Nilai seni dan keindahan corak batik membawa Fusami Ito menemukan jalan hidupnya, membuat perempuan Jepang itu memutuskan belajar membatik ke Solo pada tahun 1970an dan menekuninya sampai sekarang.

Ia pertama mengenal batik saat duduk di sekolah menengah atas, ketika gurunya yang baru pulang dari Indonesia membawa kain batik dan menunjukkannya kepada semua murid.

Fusami Ito

Fusami Ito

“Dari situlah saya mulai tertarik dengan batik,” kata Ito, yang sampai sekarang masih sering bolak-balik Jepang-Solo.

Selepas SMA, perempuan kelahiran 18 Maret 1950 itu sempat mengenyam pendidikan seni rupa di Universitas Seni dan Desain Joshibi tapi kemudian merasa tidak sreg dan memutuskan berangkat ke Solo untuk belajar membatik.

Dia mulai belajar membatik di Laweyan, Solo, Jawa Tengah, sekitar tahun 1970an. Dia setiap tahun tinggal di Laweyan selama dua hingga delapan bulan sepanjang 1977 sampai 1985 untuk belajar batik.

“Di Laweyan saya belajar membatik di rumah Pak Martodiwarno yang masih keluarga pembuat batik. Saya ikut tinggal di rumahnya dan Beliau pun banyak mengajarkan saya cara membatik, termasuk bagaimana membuat batik sogan,” kata dia.

Niatnya untuk mempelajari kain batik sangatlah kuat. Dirinya belajar rangkaian pola-pola rumit berupa bunga, tumbuhan, atau hewan yang digambar dengan pengaturan artistik unik pada sehelai kain, bagi Ito merupakan gambaran dunia yang diekspresikan dengan kreativitas tinggi lewat aneka motif dan warna.

Kesukaan pada batik mendorong Ito terus berkarya dan baru-baru ini memperkenalkan jenis batik Renaissance, yang memadukan desain tradisional Indonesia dengan materi berkualitas tinggi.

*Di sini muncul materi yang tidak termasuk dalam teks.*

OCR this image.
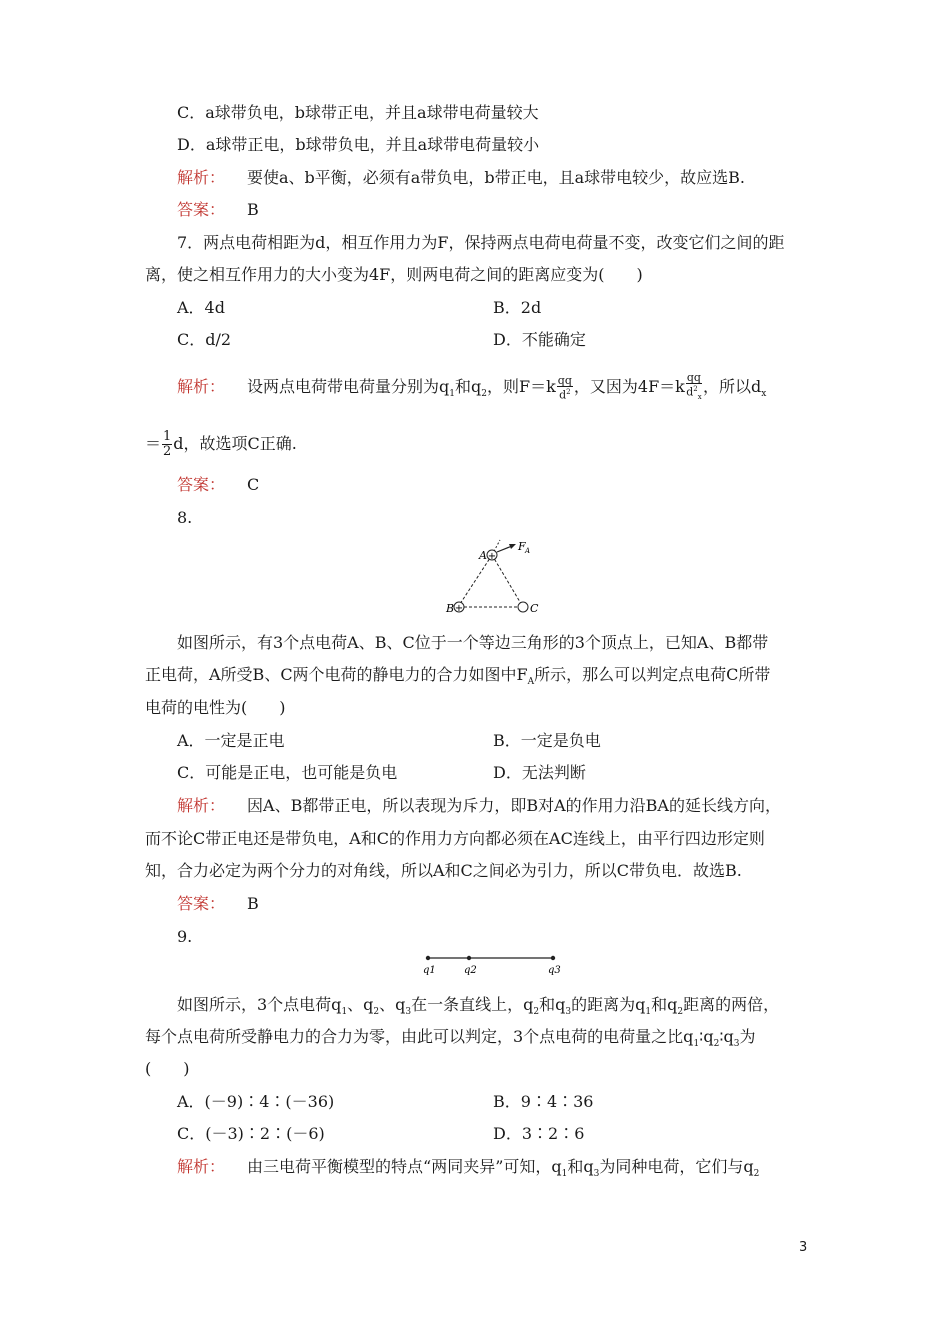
C．a球带负电，b球带正电，并且a球带电荷量较大
D．a球带正电，b球带负电，并且a球带电荷量较小
解析： 要使a、b平衡，必须有a带负电，b带正电，且a球带电较少，故应选B.
答案： B
7．两点电荷相距为d，相互作用力为F，保持两点电荷电荷量不变，改变它们之间的距
离，使之相互作用力的大小变为4F，则两电荷之间的距离应变为(　　)
A．4d	B．2d
C．d/2	D．不能确定
解析： 设两点电荷带电荷量分别为$q_1$和$q_2$，则$F=k \frac{qq}{d^2}$ ，又因为$4F=k \frac{qq}{d^2_x}$ ，所以$d_x$
＝ $\frac{1}{2}$ d，故选项C正确.
答案： C
8.
+
+
A
B	C
F A
如图所示，有3个点电荷A、B、C位于一个等边三角形的3个顶点上，已知A、B都带
正电荷，A所受B、C两个电荷的静电力的合力如图中$F_A$所示，那么可以判定点电荷C所带
电荷的电性为(　　)
A．一定是正电	B．一定是负电
C．可能是正电，也可能是负电	D．无法判断
解析： 因A、B都带正电，所以表现为斥力，即B对A的作用力沿BA的延长线方向，
而不论C带正电还是带负电，A和C的作用力方向都必须在AC连线上，由平行四边形定则
知，合力必定为两个分力的对角线，所以A和C之间必为引力，所以C带负电．故选B.
答案： B
9.
q1	q2	q3
如图所示，3个点电荷$q_1$、$q_2$、$q_3$在一条直线上，$q_2$和$q_3$的距离为$q_1$和$q_2$距离的两倍，
每个点电荷所受静电力的合力为零，由此可以判定，3个点电荷的电荷量之比$q_1∶q_2∶q_3$为
(　　)
A．(－9)∶4∶(－36)	B．9∶4∶36
C．(－3)∶2∶(－6)	D．3∶2∶6
解析： 由三电荷平衡模型的特点“两同夹异”可知，$q_1$和$q_3$为同种电荷，它们与$q_2$
3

Batik Renaissance diciptakan oleh Cross Cultural Artisan Program (CCAA) bersama Cross-Cultural Refined (C2Rf) dalam upaya melestarikan dan menduniakan batik. Bermula dari ide cemerlang tiga pendiri CCAA, yakni Rahmat Gobel, Reiko Sadiah Barack, dan Fusami Ito, Batik Renaissance pada akhirnya terwujud sebagai kerajinan budaya bertaraf internasional

“Ini sebuah terobosan baru, renaissance sendiri berarti kelahiran kembali. Jadi dengan tetap mempertahankan nilai-nilai tradisional Indonesia, saya mendesain batik yang disesuaikan dengan selera pasar internasional, dalam hal ini Jepang,” ujar Ito pada acara prapameran batik rancangannya di Kediaman Duta Besar Jepang di Jakarta, Minggu (11/10) malam.

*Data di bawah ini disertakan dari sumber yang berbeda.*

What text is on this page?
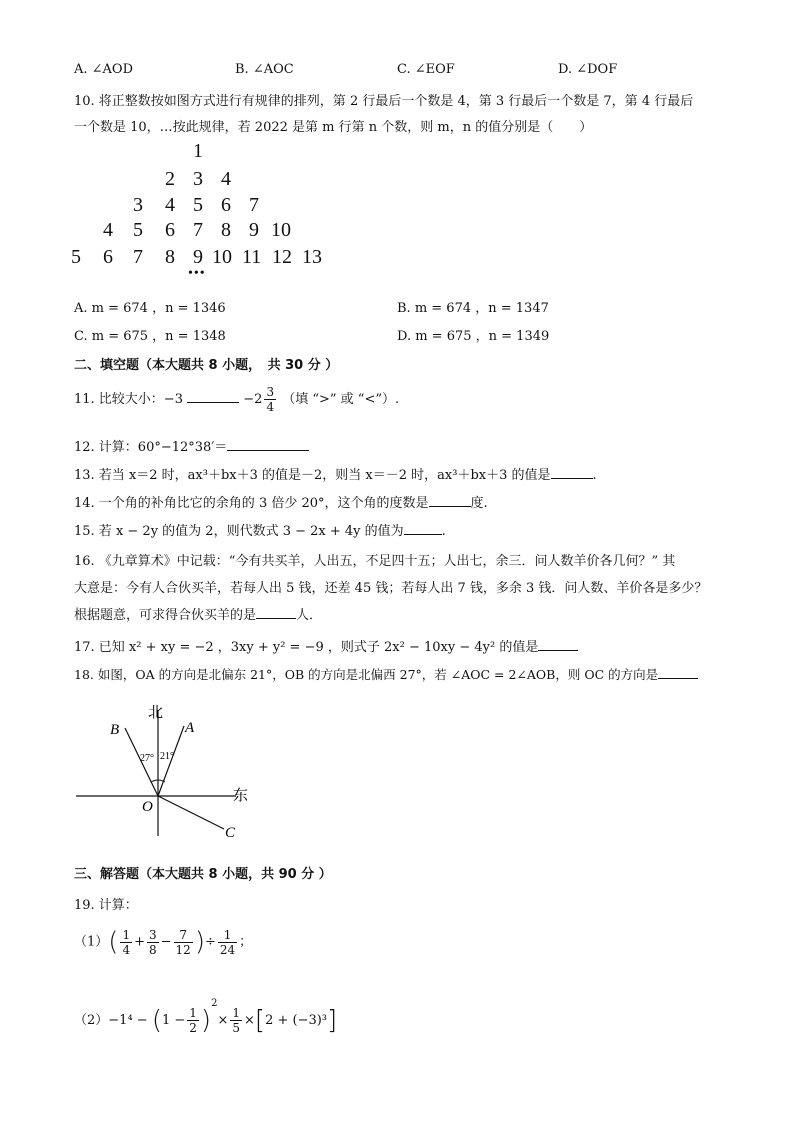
A. ∠AOD	B. ∠AOC	C. ∠EOF	D. ∠DOF
10. 将正整数按如图方式进行有规律的排列，第 2 行最后一个数是 4，第 3 行最后一个数是 7，第 4 行最后
一个数是 10，…按此规律，若 2022 是第 m 行第 n 个数，则 m，n 的值分别是（　　）
1
2 3 4
3 4 5 6 7
4 5 6 7 8 9 10
5 6 7 8 9 10 11 12 13
•••
A. m = 674 ，n = 1346	B. m = 674 ，n = 1347
C. m = 675 ，n = 1348	D. m = 675 ，n = 1349
二、填空题（本大题共 8 小题，　共 30 分 ）
11. 比较大小：−3	$-2 \frac{3}{4}$ （填 “>” 或 “<”）.
12. 计算：60°−12°38′＝
13. 若当 x＝2 时，ax³＋bx＋3 的值是－2，则当 x＝－2 时，ax³＋bx＋3 的值是	.
14. 一个角的补角比它的余角的 3 倍少 20°，这个角的度数是	度.
15. 若 x − 2y 的值为 2，则代数式 3 − 2x + 4y 的值为	.
16. 《九章算术》中记载：“今有共买羊，人出五，不足四十五；人出七，余三．问人数羊价各几何？” 其
大意是：今有人合伙买羊，若每人出 5 钱，还差 45 钱；若每人出 7 钱，多余 3 钱．问人数、羊价各是多少？
根据题意，可求得合伙买羊的是	人．
17. 已知 x² + xy = −2 ，3xy + y² = −9 ，则式子 2x² − 10xy − 4y² 的值是
18. 如图，OA 的方向是北偏东 21°，OB 的方向是北偏西 27°，若 ∠AOC = 2∠AOB，则 OC 的方向是
北
东
B	A
C
O
27° 21°
三、解答题（本大题共 8 小题，共 90 分 ）
19. 计算：
$(1)( \frac{1}{4} + \frac{3}{8} - \frac{7}{12}$ )÷ $\frac{1}{24}$ ；
$(2)-1^4 - (1 - \frac{1}{2} )^2\times \frac{1}{5} \times[2 + (-3)^3]$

Selain untuk memperkenalkan batik Indonesia ke pasar dunia, perempuan Ketua CCAA itu mengatakan proyek batik Renaissance dapat membantu meningkatkan taraf hidup pengrajin batik, khususnya yang masih menggunakan teknik klasik seperti batik tulis dan batik cap.

Ito mengaku mengkhawatirkan nasib kedua jenis batik itu karena sekarang kain batik yang dibuat menggunakan mesin cetak lebih mendominasi pasaran daripada kain batik klasik yang memiliki nilai seni dan nilai jual lebih tinggi.

“Kebanyakan yang masuk ke Jepang itu batik printing yang harganya murah. Saya ingin memperkenalkan ke masyarakat Jepang bahwa batik itu bermacam-macam jenisnya, saya mau mempromosikan batik bernilai seni tinggi yang pembuatannya lebih sulit dan harganya tidak murah sebab kita harus menghargai karya para pengrajin batik tulis yang mulai terpinggirkan,” tuturnya.

Rancangan batiknya yang kebanyakan bermotif bunga dengan warna-warna lembut seperti merah muda, kuning, abu-abu, dan biru muda, menurut Ito, disesuaikan dengan selera orang-orang Jepang dan di antaranya ada kain batik yang khusus dibuat untuk dijadikan kimono.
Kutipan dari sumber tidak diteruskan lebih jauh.